Because it’s legal, available, and difficult to drug test, Spice is continuing to grow in popularity among young people. Made from a mixture of herbals and synthetics, the drug is a legal alternative to marijuana. And while there is a common misconception about Spice being natural instead of harmful, the drug differs from marijuana because the chemicals in it are unknown.

The mixture of chemicals in Spice can dramatically change the effects a user experiences.

The drug functions like an amphetamine, causing users to experience such effects as heightened blood pressure and heart rate, seizures, vomiting, delusions, and hallucinations. In fact, in recent news, a man severely beat his young daughter after smoking Spice and hallucinating that he “was in hell.”
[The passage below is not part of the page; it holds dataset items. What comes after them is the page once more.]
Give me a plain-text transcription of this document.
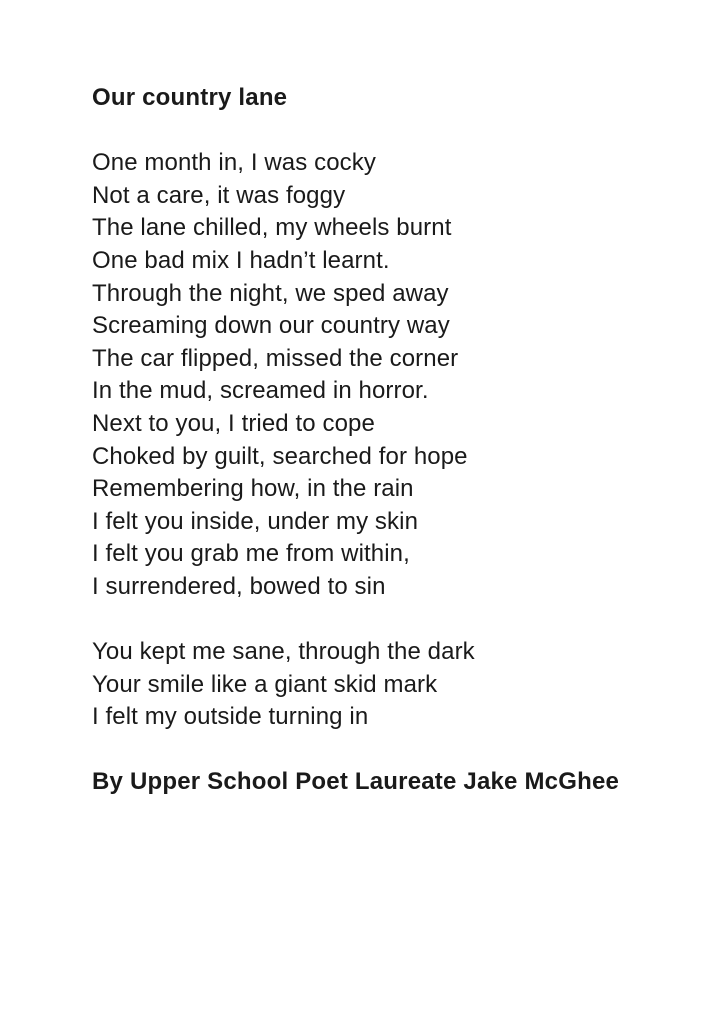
Our country lane

One month in, I was cocky

Not a care, it was foggy

The lane chilled, my wheels burnt

One bad mix I hadn’t learnt.

Through the night, we sped away

Screaming down our country way

The car flipped, missed the corner

In the mud, screamed in horror.

Next to you, I tried to cope

Choked by guilt, searched for hope

Remembering how, in the rain

I felt you inside, under my skin

I felt you grab me from within,

I surrendered, bowed to sin

You kept me sane, through the dark

Your smile like a giant skid mark

I felt my outside turning in

By Upper School Poet Laureate Jake McGhee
Spice is easily obtainable for school-aged children because it is commonly sold as incense or potpourri.

Users smoke the drug in paper, pipes, and bongs, but may also consume the drug with food or beverages. Users report a high lasting anywhere from 30 minutes to 2 hours. In severe cases, users have blacked out for many hours and have had feelings of cardiac arrest. The long-term effects of the drug remain unknown, but have the potential to harm youth.

Spice is a difficult drug to test.

Many users test clean due to the variety of chemical concoctions within the drug. Even though Spice doesn’t show up on many drug tests, parents can purchase a synthetic cannabinoids Spice urine screen. Which is performed by a drug-screening center, such as the Treatment Assessment and Screening Center in Arizona. If parents suspect their child is using Spice, they should look for warning signs. Including flu-like symptoms and vomiting, as well as items or products that have flavored smells like strawberry or blueberry incense, and paraphernalia.